Harry lief und lief stundenlang, kam durch Dörfer und kleine Städte. Als es etwa zwei Uhr war, kaufte er sich ein Stück Pizza und eine Dose Cola in einer Bäckerei, setzte sich auf eine Bank und aß. Dann ging er weiter. Seine Füße begannen weh zu tun, aber Harry achtete nicht darauf. Der Rucksack hing schwer über seiner Schulter und er schwitzte. Dennoch ging er weiter. Er hatte das Gefühl, als ob er schneller vorankam als ein normaler Mensch eigentlich sollte, wenn man in Betracht zog, dass er nur zu Fuß gehen konnte. Er war gegen halb drei durch Oxford gekommen, und obwohl er nie gut in Geographie gewesen war, wusste er doch, dass es mindestens fünfzig Meilen von Oxford nach Birmingham waren - und doch kam er gegen sechs Uhr an einem Schild vorbei, auf dem "Birmingham 15 Meilen" stand. Das bedeutete, dass er durchschnittlich zehn Meilen pro Stunde zurücklegte, und das zu Fuß. Harry konnte nicht aufhören, darüber nachzugrübeln. Aber er nahm an, dass das vielleicht auch Yehudiahs Werk war. Vielleicht musste er, wo auch immer er hingehen sollte, in weniger als einer Woche ankommen oder so was.
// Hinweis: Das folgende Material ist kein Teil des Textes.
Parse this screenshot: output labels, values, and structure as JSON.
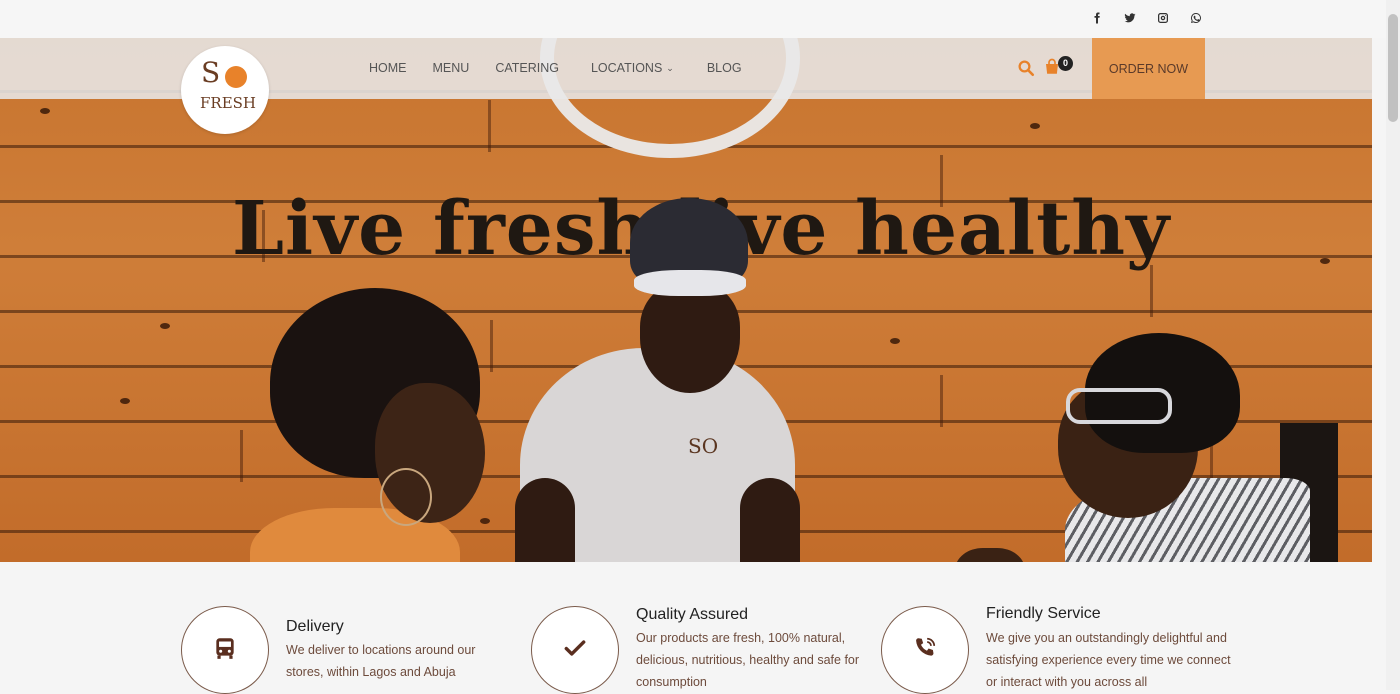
{
  "social": {
    "icons": [
      "facebook-icon",
      "twitter-icon",
      "instagram-icon",
      "whatsapp-icon"
    ]
  },
  "brand": {
    "logo_top": "S",
    "logo_bottom": "FRESH",
    "accent": "#e79a52",
    "text_brown": "#6d4b3c"
  },
  "nav": {
    "items": [
      "HOME",
      "MENU",
      "CATERING",
      "LOCATIONS",
      "BLOG"
    ],
    "cart_count": "0",
    "order_button": "ORDER NOW"
  },
  "hero": {
    "slogan": "Live fresh live healthy",
    "shirt_logo": "SO"
  },
  "features": [
    {
      "icon": "delivery-bus-icon",
      "title": "Delivery",
      "description": "We deliver to locations around our stores, within Lagos and Abuja"
    },
    {
      "icon": "checkmark-icon",
      "title": "Quality Assured",
      "description": "Our products are fresh, 100% natural, delicious, nutritious, healthy and safe for consumption"
    },
    {
      "icon": "phone-icon",
      "title": "Friendly Service",
      "description": "We give you an outstandingly delightful and satisfying experience every time we connect or interact with you across all"
    }
  ]
}
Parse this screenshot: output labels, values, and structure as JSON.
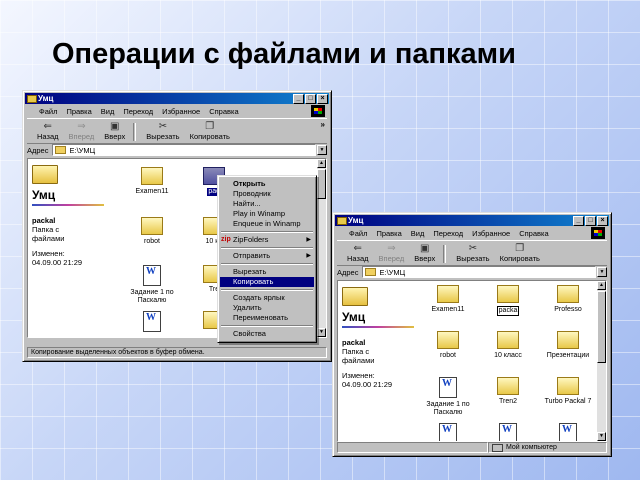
{
  "slide": {
    "title": "Операции с файлами и папками"
  },
  "window1": {
    "title": "Умц",
    "menu": [
      "Файл",
      "Правка",
      "Вид",
      "Переход",
      "Избранное",
      "Справка"
    ],
    "toolbar": {
      "back": "Назад",
      "forward": "Вперед",
      "up": "Вверх",
      "cut": "Вырезать",
      "copy": "Копировать"
    },
    "address_label": "Адрес",
    "address": "E:\\УМЦ",
    "webpanel": {
      "folder_title": "Умц",
      "selected_name": "packal",
      "selected_type_1": "Папка с",
      "selected_type_2": "файлами",
      "modified_label": "Изменен:",
      "modified_date": "04.09.00 21:29"
    },
    "items": [
      {
        "label": "Examen11",
        "kind": "folder"
      },
      {
        "label": "pac",
        "kind": "folder-selected"
      },
      {
        "label": "robot",
        "kind": "folder"
      },
      {
        "label": "10 кл",
        "kind": "folder"
      },
      {
        "label": "Задание 1 по",
        "label2": "Паскалю",
        "kind": "doc"
      },
      {
        "label": "Tre",
        "kind": "folder"
      },
      {
        "label": "",
        "kind": "doc"
      },
      {
        "label": "",
        "kind": "folder"
      }
    ],
    "status": "Копирование выделенных объектов в буфер обмена."
  },
  "context_menu": {
    "items": [
      {
        "label": "Открыть",
        "bold": true
      },
      {
        "label": "Проводник"
      },
      {
        "label": "Найти..."
      },
      {
        "label": "Play in Winamp"
      },
      {
        "label": "Enqueue in Winamp"
      },
      {
        "sep": true
      },
      {
        "label": "ZipFolders",
        "submenu": true,
        "zip": true
      },
      {
        "sep": true
      },
      {
        "label": "Отправить",
        "submenu": true
      },
      {
        "sep": true
      },
      {
        "label": "Вырезать"
      },
      {
        "label": "Копировать",
        "highlight": true
      },
      {
        "sep": true
      },
      {
        "label": "Создать ярлык"
      },
      {
        "label": "Удалить"
      },
      {
        "label": "Переименовать"
      },
      {
        "sep": true
      },
      {
        "label": "Свойства"
      }
    ]
  },
  "window2": {
    "title": "Умц",
    "menu": [
      "Файл",
      "Правка",
      "Вид",
      "Переход",
      "Избранное",
      "Справка"
    ],
    "toolbar": {
      "back": "Назад",
      "forward": "Вперед",
      "up": "Вверх",
      "cut": "Вырезать",
      "copy": "Копировать"
    },
    "address_label": "Адрес",
    "address": "E:\\УМЦ",
    "webpanel": {
      "folder_title": "Умц",
      "selected_name": "packal",
      "selected_type_1": "Папка с",
      "selected_type_2": "файлами",
      "modified_label": "Изменен:",
      "modified_date": "04.09.00 21:29"
    },
    "items": [
      {
        "label": "Examen11",
        "kind": "folder"
      },
      {
        "label": "packa",
        "kind": "folder-edit"
      },
      {
        "label": "Professo",
        "kind": "folder"
      },
      {
        "label": "robot",
        "kind": "folder"
      },
      {
        "label": "10 класс",
        "kind": "folder"
      },
      {
        "label": "Презентации",
        "kind": "folder"
      },
      {
        "label": "Задание 1 по",
        "label2": "Паскалю",
        "kind": "doc"
      },
      {
        "label": "Tren2",
        "kind": "folder"
      },
      {
        "label": "Turbo Packal 7",
        "kind": "folder"
      },
      {
        "label": "",
        "kind": "doc"
      },
      {
        "label": "",
        "kind": "doc"
      },
      {
        "label": "",
        "kind": "doc"
      }
    ],
    "status": "Мой компьютер"
  }
}
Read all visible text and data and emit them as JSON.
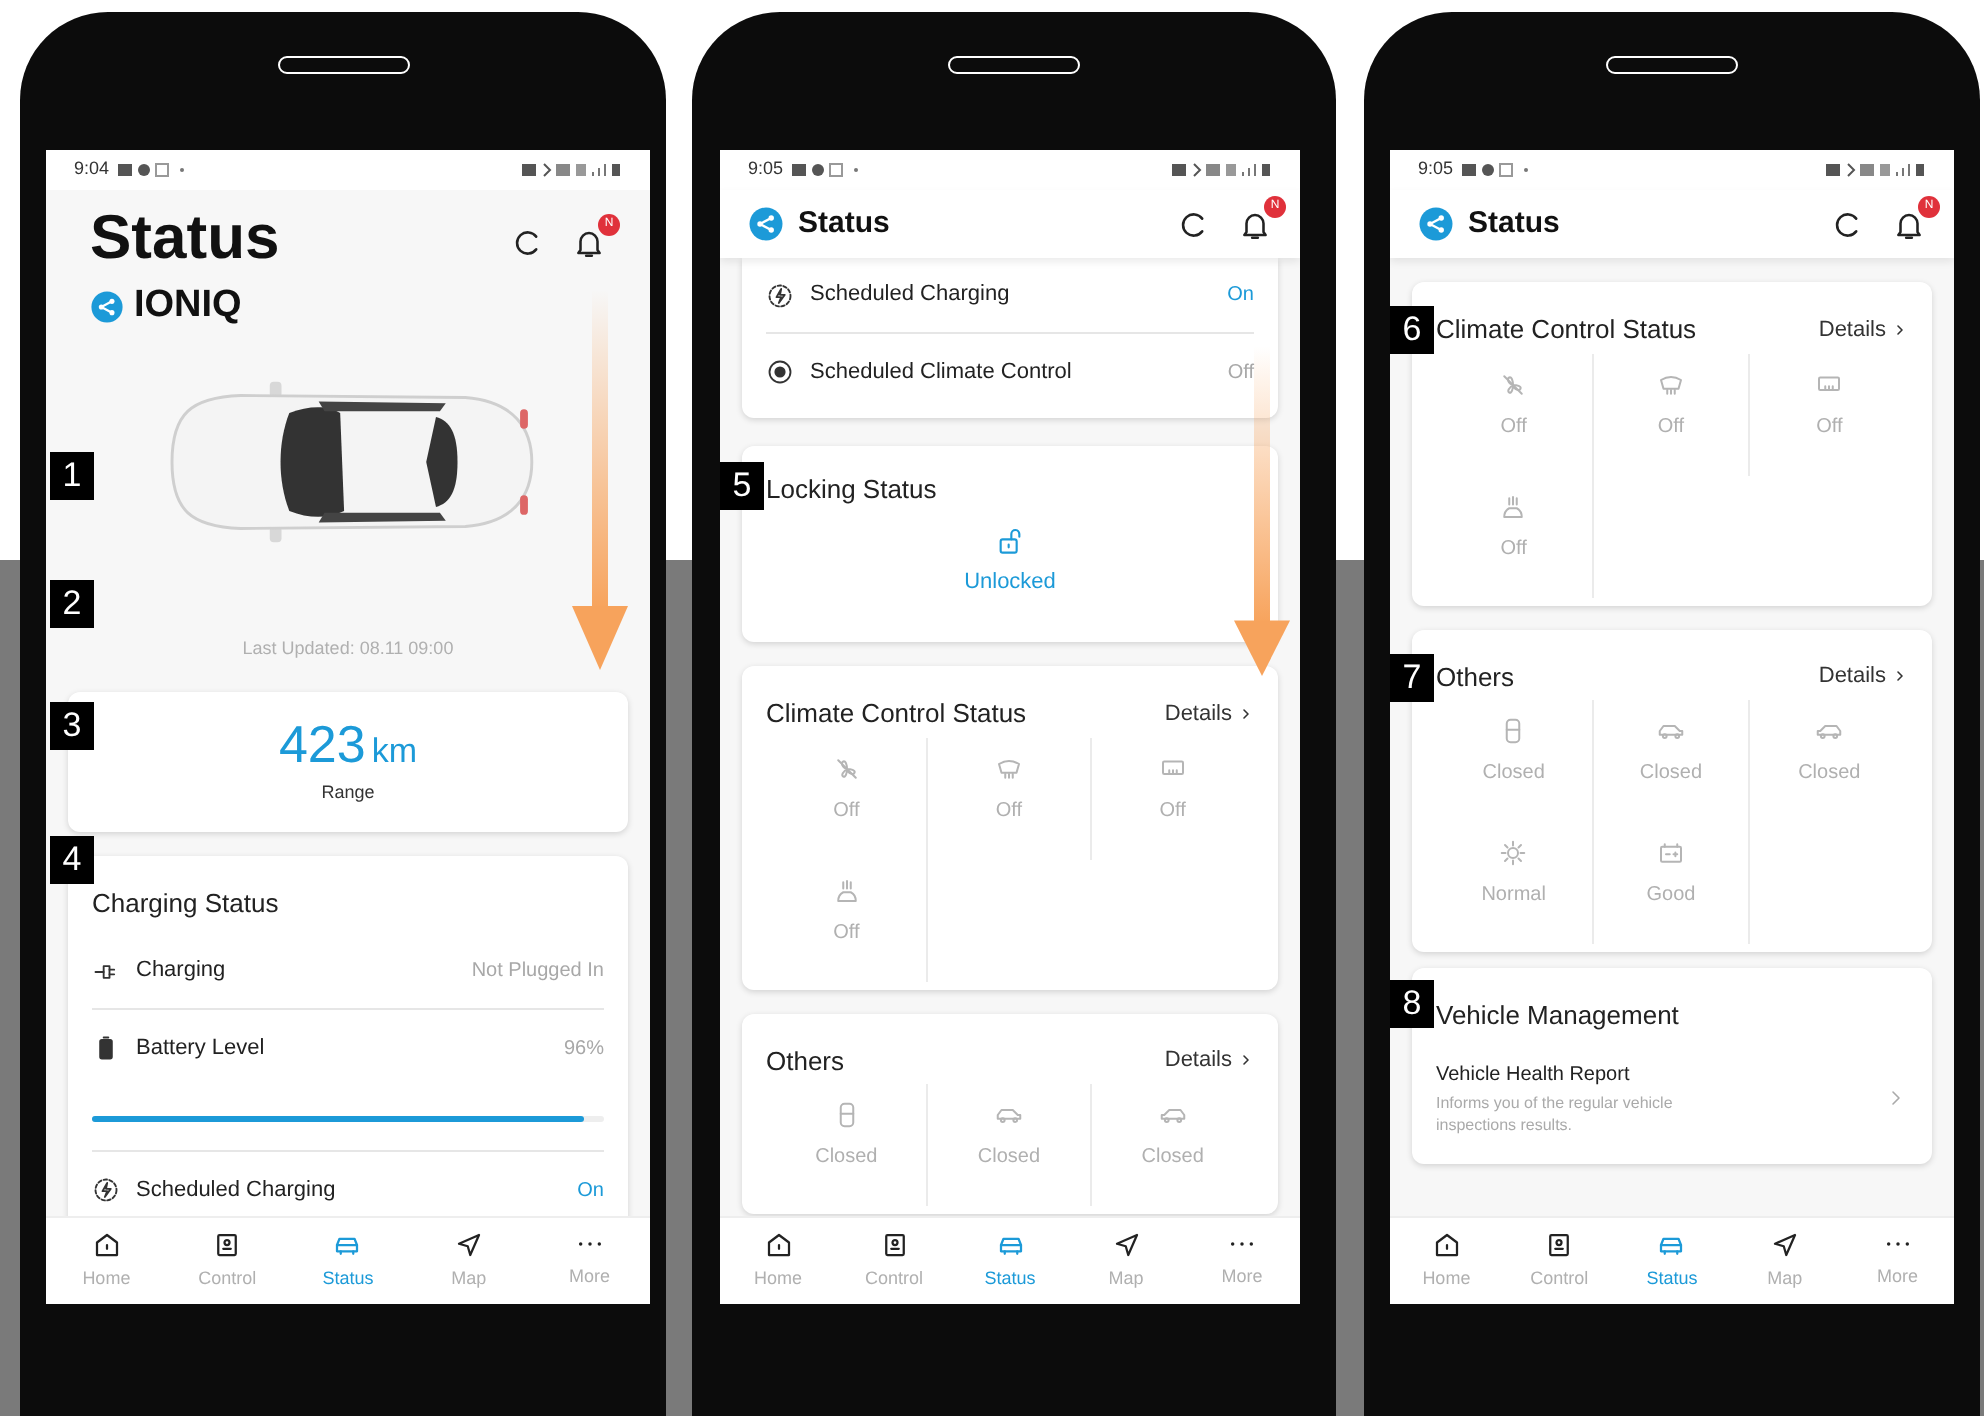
{
  "phones": [
    {
      "status_bar": {
        "time": "9:04"
      },
      "header": {
        "kind": "large",
        "title": "Status",
        "vehicle": "IONIQ",
        "badge": "N"
      },
      "scroll_arrow": true,
      "sections": [
        {
          "kind": "car",
          "marker": "1"
        },
        {
          "kind": "updated",
          "marker": "2",
          "text": "Last Updated: 08.11 09:00"
        },
        {
          "kind": "range",
          "marker": "3",
          "value": "423",
          "unit": "km",
          "label": "Range"
        },
        {
          "kind": "list",
          "marker": "4",
          "title": "Charging Status",
          "rows": [
            {
              "kind": "charging",
              "label": "Charging",
              "value": "Not Plugged In",
              "active": false
            },
            {
              "kind": "battery",
              "label": "Battery Level",
              "value": "96%",
              "active": false,
              "level": 0.96
            },
            {
              "kind": "schedule",
              "label": "Scheduled Charging",
              "value": "On",
              "active": true
            }
          ]
        }
      ],
      "nav": [
        {
          "label": "Home",
          "selected": false
        },
        {
          "label": "Control",
          "selected": false
        },
        {
          "label": "Status",
          "selected": true
        },
        {
          "label": "Map",
          "selected": false
        },
        {
          "label": "More",
          "selected": false
        }
      ]
    },
    {
      "status_bar": {
        "time": "9:05"
      },
      "header": {
        "kind": "compact",
        "title": "Status",
        "badge": "N"
      },
      "scroll_arrow": true,
      "sections": [
        {
          "kind": "list",
          "rows": [
            {
              "kind": "schedule",
              "label": "Scheduled Charging",
              "value": "On",
              "active": true
            },
            {
              "kind": "climate",
              "label": "Scheduled Climate Control",
              "value": "Off",
              "active": false
            }
          ]
        },
        {
          "kind": "lock",
          "marker": "5",
          "title": "Locking Status",
          "value": "Unlocked"
        },
        {
          "kind": "climate",
          "title": "Climate Control Status",
          "link": "Details",
          "items": [
            {
              "value": "Off"
            },
            {
              "value": "Off"
            },
            {
              "value": "Off"
            },
            {
              "value": "Off"
            }
          ]
        },
        {
          "kind": "others",
          "title": "Others",
          "link": "Details",
          "items": [
            {
              "value": "Closed"
            },
            {
              "value": "Closed"
            },
            {
              "value": "Closed"
            }
          ]
        }
      ],
      "nav": [
        {
          "label": "Home",
          "selected": false
        },
        {
          "label": "Control",
          "selected": false
        },
        {
          "label": "Status",
          "selected": true
        },
        {
          "label": "Map",
          "selected": false
        },
        {
          "label": "More",
          "selected": false
        }
      ]
    },
    {
      "status_bar": {
        "time": "9:05"
      },
      "header": {
        "kind": "compact",
        "title": "Status",
        "badge": "N"
      },
      "scroll_arrow": false,
      "sections": [
        {
          "kind": "climate",
          "marker": "6",
          "title": "Climate Control Status",
          "link": "Details",
          "items": [
            {
              "value": "Off"
            },
            {
              "value": "Off"
            },
            {
              "value": "Off"
            },
            {
              "value": "Off"
            }
          ]
        },
        {
          "kind": "others",
          "marker": "7",
          "title": "Others",
          "link": "Details",
          "items": [
            {
              "value": "Closed"
            },
            {
              "value": "Closed"
            },
            {
              "value": "Closed"
            },
            {
              "value": "Normal"
            },
            {
              "value": "Good"
            }
          ]
        },
        {
          "kind": "management",
          "marker": "8",
          "title": "Vehicle Management",
          "item_title": "Vehicle Health Report",
          "item_text": "Informs you of the regular vehicle inspections results."
        }
      ],
      "nav": [
        {
          "label": "Home",
          "selected": false
        },
        {
          "label": "Control",
          "selected": false
        },
        {
          "label": "Status",
          "selected": true
        },
        {
          "label": "Map",
          "selected": false
        },
        {
          "label": "More",
          "selected": false
        }
      ]
    }
  ]
}
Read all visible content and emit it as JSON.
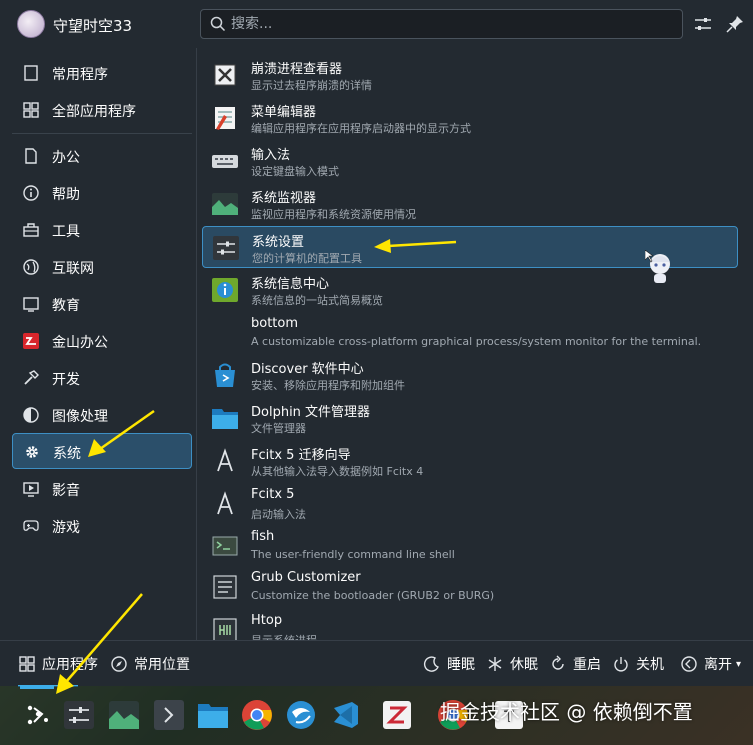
{
  "header": {
    "username": "守望时空33",
    "search_placeholder": "搜索..."
  },
  "sidebar": {
    "items": [
      {
        "label": "常用程序",
        "icon": "bookmark-icon"
      },
      {
        "label": "全部应用程序",
        "icon": "grid-icon"
      },
      {
        "label": "办公",
        "icon": "document-icon"
      },
      {
        "label": "帮助",
        "icon": "info-icon"
      },
      {
        "label": "工具",
        "icon": "toolbox-icon"
      },
      {
        "label": "互联网",
        "icon": "globe-icon"
      },
      {
        "label": "教育",
        "icon": "board-icon"
      },
      {
        "label": "金山办公",
        "icon": "wps-icon"
      },
      {
        "label": "开发",
        "icon": "hammer-icon"
      },
      {
        "label": "图像处理",
        "icon": "image-icon"
      },
      {
        "label": "系统",
        "icon": "gear-icon",
        "active": true
      },
      {
        "label": "影音",
        "icon": "video-icon"
      },
      {
        "label": "游戏",
        "icon": "gamepad-icon"
      }
    ]
  },
  "apps": [
    {
      "name": "崩溃进程查看器",
      "desc": "显示过去程序崩溃的详情"
    },
    {
      "name": "菜单编辑器",
      "desc": "编辑应用程序在应用程序启动器中的显示方式"
    },
    {
      "name": "输入法",
      "desc": "设定键盘输入模式"
    },
    {
      "name": "系统监视器",
      "desc": "监视应用程序和系统资源使用情况"
    },
    {
      "name": "系统设置",
      "desc": "您的计算机的配置工具",
      "active": true
    },
    {
      "name": "系统信息中心",
      "desc": "系统信息的一站式简易概览"
    },
    {
      "name": "bottom",
      "desc": "A customizable cross-platform graphical process/system monitor for the terminal."
    },
    {
      "name": "Discover 软件中心",
      "desc": "安装、移除应用程序和附加组件"
    },
    {
      "name": "Dolphin 文件管理器",
      "desc": "文件管理器"
    },
    {
      "name": "Fcitx 5 迁移向导",
      "desc": "从其他输入法导入数据例如 Fcitx 4"
    },
    {
      "name": "Fcitx 5",
      "desc": "启动输入法"
    },
    {
      "name": "fish",
      "desc": "The user-friendly command line shell"
    },
    {
      "name": "Grub Customizer",
      "desc": "Customize the bootloader (GRUB2 or BURG)"
    },
    {
      "name": "Htop",
      "desc": "显示系统进程"
    }
  ],
  "footer": {
    "apps_tab": "应用程序",
    "places_tab": "常用位置",
    "sleep": "睡眠",
    "hibernate": "休眠",
    "restart": "重启",
    "shutdown": "关机",
    "leave": "离开"
  },
  "taskbar": {
    "watermark": "掘金技术社区 @ 依赖倒不置"
  },
  "colors": {
    "accent": "#3daee9",
    "background": "#232a31",
    "active_row": "#2a4a62",
    "arrow": "#ffe600"
  }
}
Harry erreichte Birmingham um halb acht. Er suchte sich eine Bank in einem Park, setzte sich hin und zog die Schuhe aus. Seine Füße waren wund und mit Blasen übersät. Jetzt wo er sich ausruhte, fühlte Harry die Erschöpfung, die ihn wie eine gigantische Welle überrollte.

Er hatte kaum noch die Kraft, den Rucksack zu öffnen und eines von Mrs Weasleys Sandwiches herauszunehmen. Er war nicht sonderlich hungrig, obwohl er den ganzen Tag kaum gegessen hatte. Er aß nur eine Hälfte des Sandwiches, packte die andere wieder ein und holte statt dessen den Schlafsack heraus. Es war nicht kalt, aber Harry schlüpfte trotzdem hinein und versuchte, es sich so gemütlich wie möglich zu machen.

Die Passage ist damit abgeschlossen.